Indeed, money has been flooding into Haiti, billions and billions of it. Three years later, one is tempted to ask: Where did it all go? On looking around Port-au-Prince, you do not see much sign of the US$12 billion-plus that has allegedly been poured into Haiti since the earthquake. This is what is known as donor overload: throwing more money at a country than it can absorb. As fast as you throw money; it leaks out again.
However there is one immediate sign of where a lot of the aid money has gone: Pajeros. Or Land Cruisers or Pathfinders take your pick, but Port-au-Prince’s narrow streets are jammed with big SUVs emblazoned with an alphabet soup of Non-Governmental Organization (NGO) logos. There are 560 registered NGOs active in Haiti; and that does not include the multilateral donor agencies, development agencies, UN agencies, diplomatic staff or church groups – the place is awash with well-intentioned white people!
At the gleaming Giant and Caribbean supermarkets in uptown Petion-Ville, the car parks are crammed with SUVs, engines thrumming while Monsieur pops inside to pick up a smoked turkey pannini and freshly squeezed jus d’orange for lunch. It costs a lot to hire expatriates. For expatriate staff in Haiti, housing, transport and security are huge – and expensive – challenges of daily living; everyone has their driver, their guard, and is a member of the UN’s tightly controlled security system. Let’s face facts: they need it. Money leeches out of Haiti as fast as it is pumped in; all of the products in those uptown supermarkets are imported; and most of the salaries paid to foreign staff never reaches Haiti – everyone lives off allowances. Haiti’s President, Michel Martelly, recently dropped a bit of a clanger when he complained that 40% of all aid money is siphoned off by outside contractors, vendors and consultants; I would say that is a conservative estimate.

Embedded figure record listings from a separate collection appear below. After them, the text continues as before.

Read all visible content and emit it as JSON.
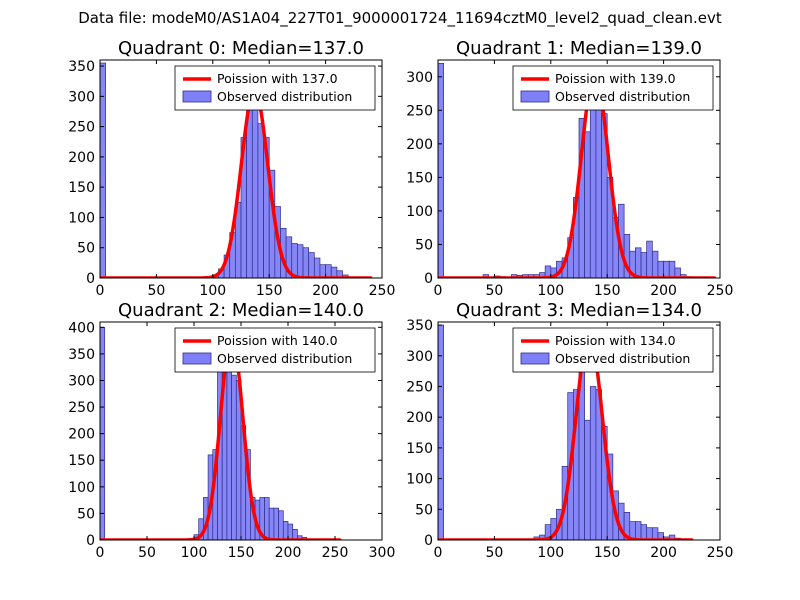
{
  "figure": {
    "suptitle": "Data file: modeM0/AS1A04_227T01_9000001724_11694cztM0_level2_quad_clean.evt"
  },
  "colors": {
    "bar_fill": "#7f7ff7",
    "bar_edge": "#2d2d8a",
    "poisson_line": "#ff0000"
  },
  "chart_data": [
    {
      "type": "bar",
      "title": "Quadrant 0: Median=137.0",
      "median": 137.0,
      "xlim": [
        0,
        250
      ],
      "ylim": [
        0,
        360
      ],
      "xticks": [
        "0",
        "50",
        "100",
        "150",
        "200",
        "250"
      ],
      "yticks": [
        "0",
        "50",
        "100",
        "150",
        "200",
        "250",
        "300",
        "350"
      ],
      "bin_width": 5,
      "bins": [
        {
          "x": 0,
          "y": 355
        },
        {
          "x": 65,
          "y": 1
        },
        {
          "x": 85,
          "y": 1
        },
        {
          "x": 95,
          "y": 2
        },
        {
          "x": 100,
          "y": 5
        },
        {
          "x": 105,
          "y": 15
        },
        {
          "x": 110,
          "y": 38
        },
        {
          "x": 115,
          "y": 75
        },
        {
          "x": 120,
          "y": 125
        },
        {
          "x": 125,
          "y": 232
        },
        {
          "x": 130,
          "y": 340
        },
        {
          "x": 135,
          "y": 305
        },
        {
          "x": 140,
          "y": 255
        },
        {
          "x": 145,
          "y": 232
        },
        {
          "x": 150,
          "y": 178
        },
        {
          "x": 155,
          "y": 118
        },
        {
          "x": 160,
          "y": 82
        },
        {
          "x": 165,
          "y": 68
        },
        {
          "x": 170,
          "y": 57
        },
        {
          "x": 175,
          "y": 55
        },
        {
          "x": 180,
          "y": 50
        },
        {
          "x": 185,
          "y": 42
        },
        {
          "x": 190,
          "y": 33
        },
        {
          "x": 195,
          "y": 22
        },
        {
          "x": 200,
          "y": 22
        },
        {
          "x": 205,
          "y": 18
        },
        {
          "x": 210,
          "y": 12
        },
        {
          "x": 215,
          "y": 5
        },
        {
          "x": 220,
          "y": 2
        },
        {
          "x": 225,
          "y": 1
        }
      ],
      "poisson": {
        "mu": 137.0,
        "peak": 310,
        "x_range": [
          0,
          240
        ]
      },
      "legend": {
        "line_label": "Poission with 137.0",
        "bar_label": "Observed distribution",
        "loc": "upper right"
      }
    },
    {
      "type": "bar",
      "title": "Quadrant 1: Median=139.0",
      "median": 139.0,
      "xlim": [
        0,
        250
      ],
      "ylim": [
        0,
        325
      ],
      "xticks": [
        "0",
        "50",
        "100",
        "150",
        "200",
        "250"
      ],
      "yticks": [
        "0",
        "50",
        "100",
        "150",
        "200",
        "250",
        "300"
      ],
      "bin_width": 5,
      "bins": [
        {
          "x": 0,
          "y": 320
        },
        {
          "x": 40,
          "y": 5
        },
        {
          "x": 50,
          "y": 3
        },
        {
          "x": 55,
          "y": 2
        },
        {
          "x": 65,
          "y": 5
        },
        {
          "x": 70,
          "y": 4
        },
        {
          "x": 75,
          "y": 5
        },
        {
          "x": 80,
          "y": 5
        },
        {
          "x": 85,
          "y": 5
        },
        {
          "x": 90,
          "y": 8
        },
        {
          "x": 95,
          "y": 18
        },
        {
          "x": 100,
          "y": 15
        },
        {
          "x": 105,
          "y": 25
        },
        {
          "x": 110,
          "y": 30
        },
        {
          "x": 115,
          "y": 60
        },
        {
          "x": 120,
          "y": 120
        },
        {
          "x": 125,
          "y": 238
        },
        {
          "x": 130,
          "y": 218
        },
        {
          "x": 135,
          "y": 290
        },
        {
          "x": 140,
          "y": 280
        },
        {
          "x": 145,
          "y": 245
        },
        {
          "x": 150,
          "y": 150
        },
        {
          "x": 155,
          "y": 90
        },
        {
          "x": 160,
          "y": 110
        },
        {
          "x": 165,
          "y": 65
        },
        {
          "x": 170,
          "y": 40
        },
        {
          "x": 175,
          "y": 45
        },
        {
          "x": 180,
          "y": 38
        },
        {
          "x": 185,
          "y": 55
        },
        {
          "x": 190,
          "y": 40
        },
        {
          "x": 195,
          "y": 25
        },
        {
          "x": 200,
          "y": 25
        },
        {
          "x": 205,
          "y": 25
        },
        {
          "x": 210,
          "y": 15
        },
        {
          "x": 215,
          "y": 5
        },
        {
          "x": 220,
          "y": 2
        }
      ],
      "poisson": {
        "mu": 139.0,
        "peak": 305,
        "x_range": [
          0,
          245
        ]
      },
      "legend": {
        "line_label": "Poission with 139.0",
        "bar_label": "Observed distribution",
        "loc": "upper right"
      }
    },
    {
      "type": "bar",
      "title": "Quadrant 2: Median=140.0",
      "median": 140.0,
      "xlim": [
        0,
        300
      ],
      "ylim": [
        0,
        410
      ],
      "xticks": [
        "0",
        "50",
        "100",
        "150",
        "200",
        "250",
        "300"
      ],
      "yticks": [
        "0",
        "50",
        "100",
        "150",
        "200",
        "250",
        "300",
        "350",
        "400"
      ],
      "bin_width": 5,
      "bins": [
        {
          "x": 0,
          "y": 400
        },
        {
          "x": 95,
          "y": 3
        },
        {
          "x": 100,
          "y": 10
        },
        {
          "x": 105,
          "y": 40
        },
        {
          "x": 110,
          "y": 80
        },
        {
          "x": 115,
          "y": 160
        },
        {
          "x": 120,
          "y": 170
        },
        {
          "x": 125,
          "y": 330
        },
        {
          "x": 130,
          "y": 345
        },
        {
          "x": 135,
          "y": 380
        },
        {
          "x": 140,
          "y": 310
        },
        {
          "x": 145,
          "y": 300
        },
        {
          "x": 150,
          "y": 215
        },
        {
          "x": 155,
          "y": 170
        },
        {
          "x": 160,
          "y": 80
        },
        {
          "x": 165,
          "y": 75
        },
        {
          "x": 170,
          "y": 80
        },
        {
          "x": 175,
          "y": 80
        },
        {
          "x": 180,
          "y": 60
        },
        {
          "x": 185,
          "y": 60
        },
        {
          "x": 190,
          "y": 55
        },
        {
          "x": 195,
          "y": 35
        },
        {
          "x": 200,
          "y": 30
        },
        {
          "x": 205,
          "y": 20
        },
        {
          "x": 210,
          "y": 8
        },
        {
          "x": 215,
          "y": 5
        }
      ],
      "poisson": {
        "mu": 140.0,
        "peak": 385,
        "x_range": [
          0,
          255
        ]
      },
      "legend": {
        "line_label": "Poission with 140.0",
        "bar_label": "Observed distribution",
        "loc": "upper right"
      }
    },
    {
      "type": "bar",
      "title": "Quadrant 3: Median=134.0",
      "median": 134.0,
      "xlim": [
        0,
        250
      ],
      "ylim": [
        0,
        355
      ],
      "xticks": [
        "0",
        "50",
        "100",
        "150",
        "200",
        "250"
      ],
      "yticks": [
        "0",
        "50",
        "100",
        "150",
        "200",
        "250",
        "300",
        "350"
      ],
      "bin_width": 5,
      "bins": [
        {
          "x": 0,
          "y": 350
        },
        {
          "x": 85,
          "y": 5
        },
        {
          "x": 90,
          "y": 8
        },
        {
          "x": 95,
          "y": 25
        },
        {
          "x": 100,
          "y": 35
        },
        {
          "x": 105,
          "y": 50
        },
        {
          "x": 110,
          "y": 120
        },
        {
          "x": 115,
          "y": 240
        },
        {
          "x": 120,
          "y": 245
        },
        {
          "x": 125,
          "y": 320
        },
        {
          "x": 130,
          "y": 195
        },
        {
          "x": 135,
          "y": 250
        },
        {
          "x": 140,
          "y": 245
        },
        {
          "x": 145,
          "y": 185
        },
        {
          "x": 150,
          "y": 140
        },
        {
          "x": 155,
          "y": 80
        },
        {
          "x": 160,
          "y": 60
        },
        {
          "x": 165,
          "y": 45
        },
        {
          "x": 170,
          "y": 30
        },
        {
          "x": 175,
          "y": 30
        },
        {
          "x": 180,
          "y": 25
        },
        {
          "x": 185,
          "y": 20
        },
        {
          "x": 190,
          "y": 20
        },
        {
          "x": 195,
          "y": 12
        },
        {
          "x": 200,
          "y": 5
        },
        {
          "x": 205,
          "y": 8
        },
        {
          "x": 210,
          "y": 3
        },
        {
          "x": 215,
          "y": 2
        }
      ],
      "poisson": {
        "mu": 134.0,
        "peak": 335,
        "x_range": [
          0,
          225
        ]
      },
      "legend": {
        "line_label": "Poission with 134.0",
        "bar_label": "Observed distribution",
        "loc": "upper right"
      }
    }
  ]
}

This donor overload has more deleterious side effects than just traffic congestion: for one thing it leads to a hand-out mentality among the recipients; easy come easy go. Nothing has any value, because everything is free. Trucks are donated in one year, scrapped the next. Pumps for village wells are donated; but no money for maintenance, so things fall apart, to coin a phrase. Heads of charities fly down in private jets and pose for pictures at water pumps with half-naked children; but one cannot help but wonder:
How many Haitians are really helped, in the long term, by all this do-gooding? Not a lot.